Hughes (2007) identified a problem with the way some teachers were using the STM. He noted they were “reducing the model to a step-by-step set of rules that they delivered … not listening, observing, understanding, and acting in response to students’ actions and words” (p. 2). The MoE (2007d) also noted a “serious misunderstanding of the teaching model [that] should never be encouraged” (p. 6). Students should not be practising on materials, imaging, and/or number properties through teacher-provided worksheets, independent of guidance and observation from the teacher. It was never intended to be the teacher’s responsibility to lead the students through each phase of the STM and to the solution (Hughes, 2007). The teacher’s duty is to provide tasks at suitable phases and stages, observe and appropriate students' actions and discussions about the tasks, and ask questions that support students to derive their own mathematical understandings at each phase.

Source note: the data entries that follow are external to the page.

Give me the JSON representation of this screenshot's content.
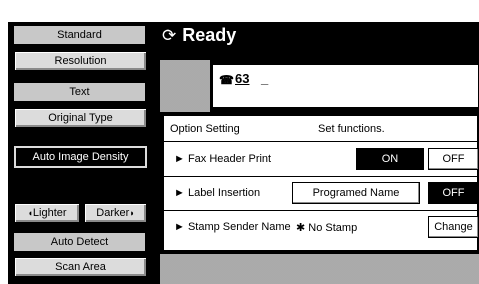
{
  "left_panel": {
    "standard_label": "Standard",
    "resolution_button": "Resolution",
    "text_label": "Text",
    "original_type_button": "Original Type",
    "auto_density_button": "Auto Image Density",
    "lighter_button": "Lighter",
    "darker_button": "Darker",
    "auto_detect_label": "Auto Detect",
    "scan_area_button": "Scan Area"
  },
  "status": {
    "text": "Ready",
    "icon": "spinner-icon"
  },
  "destination": {
    "line_number": "63",
    "cursor": "_"
  },
  "option_setting": {
    "title": "Option Setting",
    "instruction": "Set functions.",
    "rows": [
      {
        "label": "Fax Header Print",
        "options": [
          "ON",
          "OFF"
        ],
        "selected": "ON"
      },
      {
        "label": "Label Insertion",
        "options": [
          "Programed Name",
          "OFF"
        ],
        "selected": "OFF"
      },
      {
        "label": "Stamp Sender Name",
        "value": "No Stamp",
        "action": "Change"
      }
    ]
  },
  "colors": {
    "background": "#000000",
    "panel": "#ffffff",
    "button": "#dcdcdc",
    "selected": "#000000"
  }
}
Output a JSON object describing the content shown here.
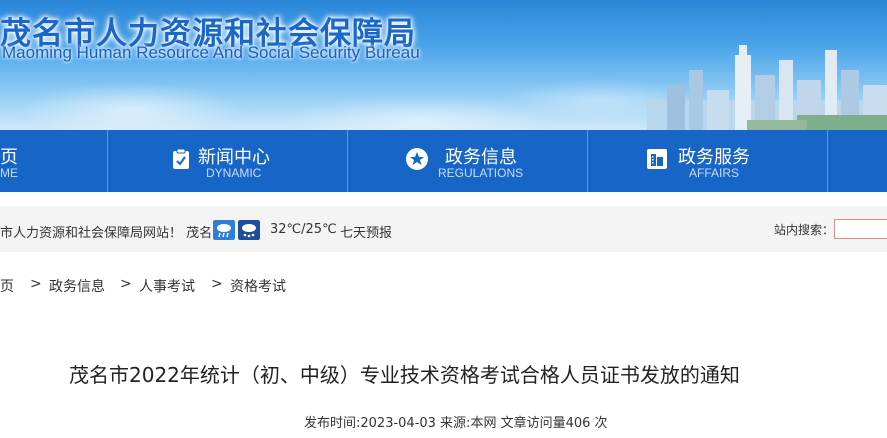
{
  "header": {
    "title_cn": "茂名市人力资源和社会保障局",
    "title_en": "Maoming Human Resource And Social Security Bureau"
  },
  "nav": [
    {
      "cn": "页",
      "en": "ME",
      "icon": "home-icon"
    },
    {
      "cn": "新闻中心",
      "en": "DYNAMIC",
      "icon": "clipboard-check-icon"
    },
    {
      "cn": "政务信息",
      "en": "REGULATIONS",
      "icon": "star-badge-icon"
    },
    {
      "cn": "政务服务",
      "en": "AFFAIRS",
      "icon": "building-icon"
    }
  ],
  "info": {
    "welcome": "市人力资源和社会保障局网站！ 茂名",
    "weather_icons": [
      "rain-icon",
      "snow-icon"
    ],
    "temperature": "32℃/25℃",
    "forecast_link": "七天预报",
    "search_label": "站内搜索："
  },
  "breadcrumb": [
    "页",
    "政务信息",
    "人事考试",
    "资格考试"
  ],
  "breadcrumb_sep": ">",
  "article": {
    "title": "茂名市2022年统计（初、中级）专业技术资格考试合格人员证书发放的通知",
    "meta": "发布时间:2023-04-03    来源:本网    文章访问量406 次"
  },
  "colors": {
    "nav_bg": "#1765c6",
    "title_blue": "#1a66c9",
    "weather_icon_bg": "#2d7fd8"
  }
}
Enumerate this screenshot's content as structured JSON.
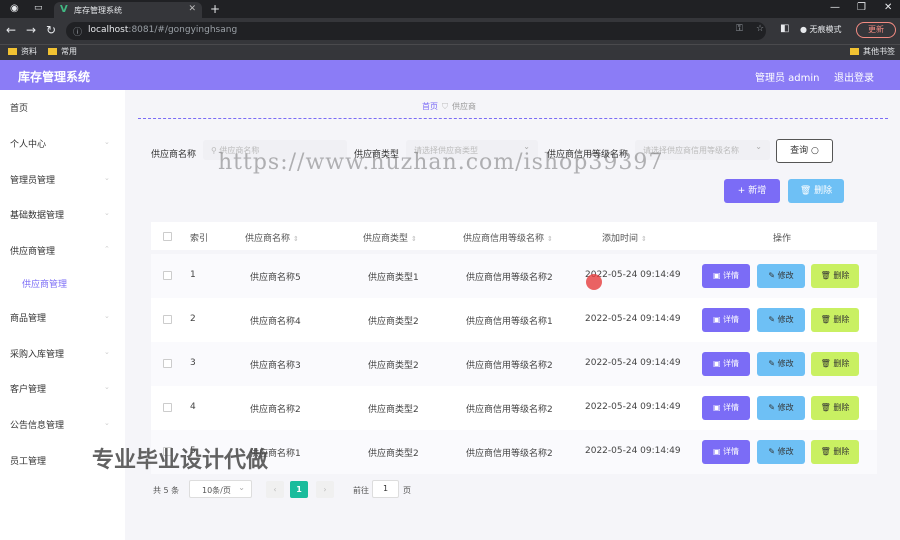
{
  "browser": {
    "tab_title": "库存管理系统",
    "url_host": "localhost",
    "url_path": ":8081/#/gongyinghsang",
    "incognito_label": "无痕模式",
    "update_label": "更新",
    "bookmarks": [
      "资料",
      "常用"
    ],
    "other_bookmarks": "其他书签"
  },
  "app": {
    "title": "库存管理系统",
    "admin_label": "管理员 admin",
    "logout_label": "退出登录"
  },
  "sidebar": {
    "items": [
      "首页",
      "个人中心",
      "管理员管理",
      "基础数据管理",
      "供应商管理",
      "供应商管理",
      "商品管理",
      "采购入库管理",
      "客户管理",
      "公告信息管理",
      "员工管理"
    ]
  },
  "breadcrumb": {
    "home": "首页",
    "current": "供应商"
  },
  "filters": {
    "name_label": "供应商名称",
    "name_placeholder": "供应商名称",
    "type_label": "供应商类型",
    "type_placeholder": "请选择供应商类型",
    "level_label": "供应商信用等级名称",
    "level_placeholder": "请选择供应商信用等级名称",
    "query_label": "查询"
  },
  "actions": {
    "add_label": "新增",
    "delete_label": "删除"
  },
  "table": {
    "headers": [
      "索引",
      "供应商名称",
      "供应商类型",
      "供应商信用等级名称",
      "添加时间",
      "操作"
    ],
    "rows": [
      [
        "1",
        "供应商名称5",
        "供应商类型1",
        "供应商信用等级名称2",
        "2022-05-24 09:14:49"
      ],
      [
        "2",
        "供应商名称4",
        "供应商类型2",
        "供应商信用等级名称1",
        "2022-05-24 09:14:49"
      ],
      [
        "3",
        "供应商名称3",
        "供应商类型2",
        "供应商信用等级名称2",
        "2022-05-24 09:14:49"
      ],
      [
        "4",
        "供应商名称2",
        "供应商类型2",
        "供应商信用等级名称2",
        "2022-05-24 09:14:49"
      ],
      [
        "5",
        "供应商名称1",
        "供应商类型2",
        "供应商信用等级名称2",
        "2022-05-24 09:14:49"
      ]
    ],
    "op_detail": "详情",
    "op_edit": "修改",
    "op_delete": "删除"
  },
  "pagination": {
    "total_label": "共 5 条",
    "page_size": "10条/页",
    "current_page": "1",
    "goto_label": "前往",
    "goto_value": "1",
    "page_suffix": "页"
  },
  "watermarks": {
    "url": "https://www.huzhan.com/ishop39397",
    "text": "专业毕业设计代做"
  }
}
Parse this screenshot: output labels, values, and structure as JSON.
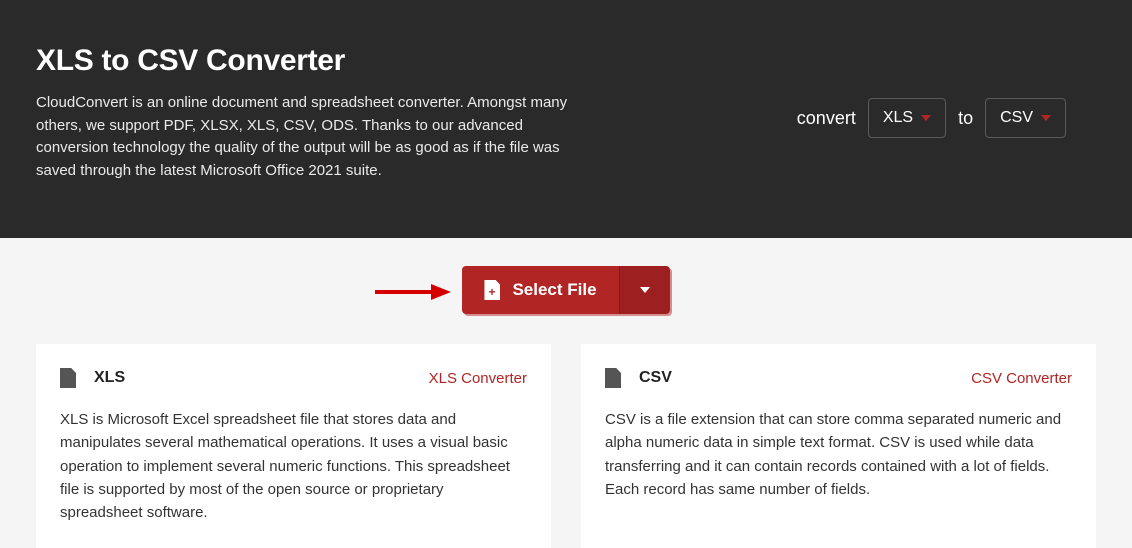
{
  "hero": {
    "title": "XLS to CSV Converter",
    "description": "CloudConvert is an online document and spreadsheet converter. Amongst many others, we support PDF, XLSX, XLS, CSV, ODS. Thanks to our advanced conversion technology the quality of the output will be as good as if the file was saved through the latest Microsoft Office 2021 suite.",
    "convert_label": "convert",
    "to_label": "to",
    "from_format": "XLS",
    "to_format": "CSV"
  },
  "select": {
    "button_label": "Select File"
  },
  "cards": [
    {
      "format": "XLS",
      "link_label": "XLS Converter",
      "body": "XLS is Microsoft Excel spreadsheet file that stores data and manipulates several mathematical operations. It uses a visual basic operation to implement several numeric functions. This spreadsheet file is supported by most of the open source or proprietary spreadsheet software."
    },
    {
      "format": "CSV",
      "link_label": "CSV Converter",
      "body": "CSV is a file extension that can store comma separated numeric and alpha numeric data in simple text format. CSV is used while data transferring and it can contain records contained with a lot of fields. Each record has same number of fields."
    }
  ]
}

New knowledge and strategy learning occurs when students shift from “an externalised representation to a visualised idea and then to an internalised representation” (Higgins, 2005, p. 89).
An essential component of the STM is the expectation that students are able to illustrate and articulate their strategies at each phase (MoE, 2007d). Students must be able to clearly explain their thinking before moving to the next phase. If the thinking is not clear then more experiences are required at the same or an earlier phase. There is no designated time frame in which students move through the three phases. With some concepts students may move through all three phases in one lesson or they may spend several lessons exploring thinking at any phase of the model.
Each pedagogical tool of the NDP - the Number Framework, Diagnostic Interview, and STM, emphasises the need for students to be able to illustrate and articulate their thinking and listen to others’ explanations. More important than the answer is the mathematical thinking and reflection that led to it (Anthony & Walshaw, 2009). The teacher’s guide to the Number Framework (MoE, 2007b) provides illustrations of students verbalising the strategies they could use at each stage. Opportunities for students to think, communicate, make connections, and reflect through pictures, diagrams, words, and symbols are emphasised. The Diagnostic Interview (MoE, 2007c) requires students to share what they know and explain the strategies they used on specific tasks. As students’ progress
through the phases of the STM they are expected to explain, reason, and justify their mathematical thinking when using materials, imaging, and number properties. The ideas and values of the Number Framework, Diagnostic Interview, and STM are encapsulated in the NDP teacher resource books, which are examined in the following section.